POSTED June 13 2012

Tom Cruise, rocker of ages

Tom Cruise in "Rock of Ages"

It seems fitting — make that foreordained — that Tom Cruise plays dissolute 1980s music legend Stacie Jaxx in Rock of Ages. Since his breakthrough role in Risky Business he has been rehearsing a rock star’s moves and attitude. For much of the 1980s, the hallmark of a Cruise performance was the actor singing and dancing to a classic-rock cut. It made him Everyguy-relatable.

Consider his rendition of Bob Seger’s “Old Time Rock’n’Roll” in Risky Business, clad in shirt, socks and tidy whities. Or singing and swinging to Jerry Lee Lewis’ “Great Balls of Fire” in Top Gun, as Kelly McGillis and Meg Ryan looked on. Or dancing and mixing it up to Chan Romeo’s “Hippy Hippy Shake” in his role as a “flair bartender” alongside Bryan Brown in Cocktail.

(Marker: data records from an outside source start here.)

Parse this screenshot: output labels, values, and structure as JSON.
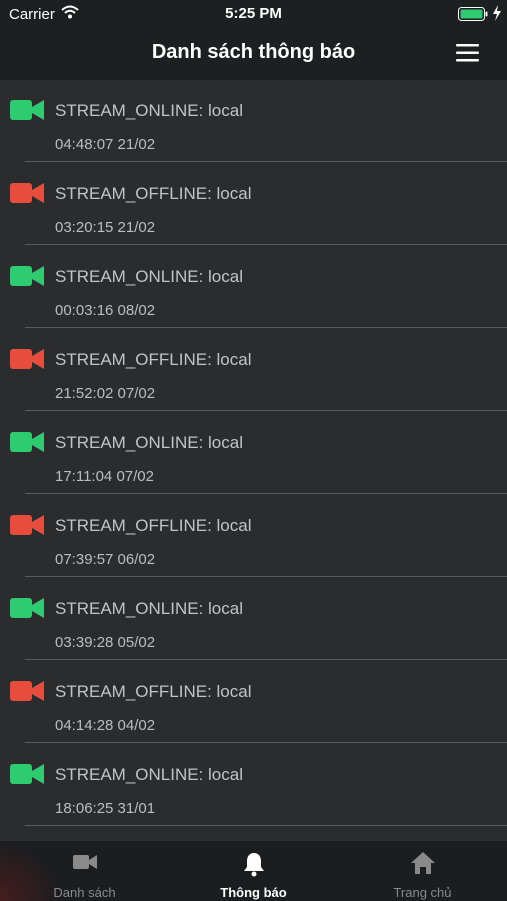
{
  "status_bar": {
    "carrier": "Carrier",
    "time": "5:25 PM"
  },
  "nav": {
    "title": "Danh sách thông báo",
    "menu_icon": "hamburger-menu-icon"
  },
  "colors": {
    "online": "#2ecc71",
    "offline": "#e74c3c"
  },
  "notifications": [
    {
      "status": "online",
      "icon": "video-camera-icon",
      "title": "STREAM_ONLINE: local",
      "time": "04:48:07 21/02"
    },
    {
      "status": "offline",
      "icon": "video-camera-icon",
      "title": "STREAM_OFFLINE: local",
      "time": "03:20:15 21/02"
    },
    {
      "status": "online",
      "icon": "video-camera-icon",
      "title": "STREAM_ONLINE: local",
      "time": "00:03:16 08/02"
    },
    {
      "status": "offline",
      "icon": "video-camera-icon",
      "title": "STREAM_OFFLINE: local",
      "time": "21:52:02 07/02"
    },
    {
      "status": "online",
      "icon": "video-camera-icon",
      "title": "STREAM_ONLINE: local",
      "time": "17:11:04 07/02"
    },
    {
      "status": "offline",
      "icon": "video-camera-icon",
      "title": "STREAM_OFFLINE: local",
      "time": "07:39:57 06/02"
    },
    {
      "status": "online",
      "icon": "video-camera-icon",
      "title": "STREAM_ONLINE: local",
      "time": "03:39:28 05/02"
    },
    {
      "status": "offline",
      "icon": "video-camera-icon",
      "title": "STREAM_OFFLINE: local",
      "time": "04:14:28 04/02"
    },
    {
      "status": "online",
      "icon": "video-camera-icon",
      "title": "STREAM_ONLINE: local",
      "time": "18:06:25 31/01"
    }
  ],
  "tabs": [
    {
      "label": "Danh sách",
      "icon": "video-camera-icon",
      "active": false
    },
    {
      "label": "Thông báo",
      "icon": "bell-icon",
      "active": true
    },
    {
      "label": "Trang chủ",
      "icon": "home-icon",
      "active": false
    }
  ]
}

Or wielding his cue like a samurai sword to Warren Zevon’s “Werewolf of London” in The  Color of Money (in moves that presage his role as The Last Samurai). Or famously booty-shaking to Ludracis’ “Get Back” in the credits sequence of Tropic Thunder. 

In the otherwise meh Rock of Ages — a movie that takes a full two hours to dramatize the opening lyrics of Journey’s “Don’t Stop Believing” — Cruise is raffishly entertaining.

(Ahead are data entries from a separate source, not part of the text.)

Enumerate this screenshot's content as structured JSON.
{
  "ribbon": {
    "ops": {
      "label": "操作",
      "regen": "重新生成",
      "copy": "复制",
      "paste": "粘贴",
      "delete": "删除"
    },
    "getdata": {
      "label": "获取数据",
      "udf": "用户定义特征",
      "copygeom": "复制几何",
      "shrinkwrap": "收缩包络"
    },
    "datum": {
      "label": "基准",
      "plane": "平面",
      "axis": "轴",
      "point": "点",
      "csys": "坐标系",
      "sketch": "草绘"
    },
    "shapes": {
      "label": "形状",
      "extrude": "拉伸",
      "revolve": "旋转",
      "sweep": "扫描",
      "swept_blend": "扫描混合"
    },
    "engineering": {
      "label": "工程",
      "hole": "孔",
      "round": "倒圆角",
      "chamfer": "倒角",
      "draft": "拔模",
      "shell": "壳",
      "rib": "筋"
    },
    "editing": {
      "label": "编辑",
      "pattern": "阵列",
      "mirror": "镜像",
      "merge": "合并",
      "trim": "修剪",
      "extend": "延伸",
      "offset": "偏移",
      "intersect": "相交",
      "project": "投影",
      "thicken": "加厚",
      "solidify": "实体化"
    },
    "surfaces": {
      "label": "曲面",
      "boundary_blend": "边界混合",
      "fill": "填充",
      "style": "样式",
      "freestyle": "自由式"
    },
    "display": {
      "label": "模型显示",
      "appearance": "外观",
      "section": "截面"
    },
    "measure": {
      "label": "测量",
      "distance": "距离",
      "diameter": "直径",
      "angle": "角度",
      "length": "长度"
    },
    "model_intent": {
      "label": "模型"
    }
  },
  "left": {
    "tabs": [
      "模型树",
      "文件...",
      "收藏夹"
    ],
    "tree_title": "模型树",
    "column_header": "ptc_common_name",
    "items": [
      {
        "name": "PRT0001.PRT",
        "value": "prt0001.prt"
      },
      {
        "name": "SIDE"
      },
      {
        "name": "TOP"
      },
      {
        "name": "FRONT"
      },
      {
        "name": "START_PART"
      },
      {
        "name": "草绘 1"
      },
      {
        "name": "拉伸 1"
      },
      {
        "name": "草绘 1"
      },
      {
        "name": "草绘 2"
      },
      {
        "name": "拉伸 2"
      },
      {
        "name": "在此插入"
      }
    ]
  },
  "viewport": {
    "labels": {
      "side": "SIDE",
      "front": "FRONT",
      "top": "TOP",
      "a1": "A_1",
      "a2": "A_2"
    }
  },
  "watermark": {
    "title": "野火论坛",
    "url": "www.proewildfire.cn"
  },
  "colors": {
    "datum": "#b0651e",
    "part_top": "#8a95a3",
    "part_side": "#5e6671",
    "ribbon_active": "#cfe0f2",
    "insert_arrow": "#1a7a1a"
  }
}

Given all the rock-musical cues in Cruise films, my favorite is in Jerry Maguire (his best role) when the sports agent, anxious about losing his biggest clients, turns on the car radio to hear Tom Petty’s “Free Falling.” A close second is his insidious transformation into a nineball beast in The Color of Money, stroking his pompadour and proclaiming, along with Zevon’s lyrics, “His hair was perfect.” Your favorite Cruise musical moment? Movie?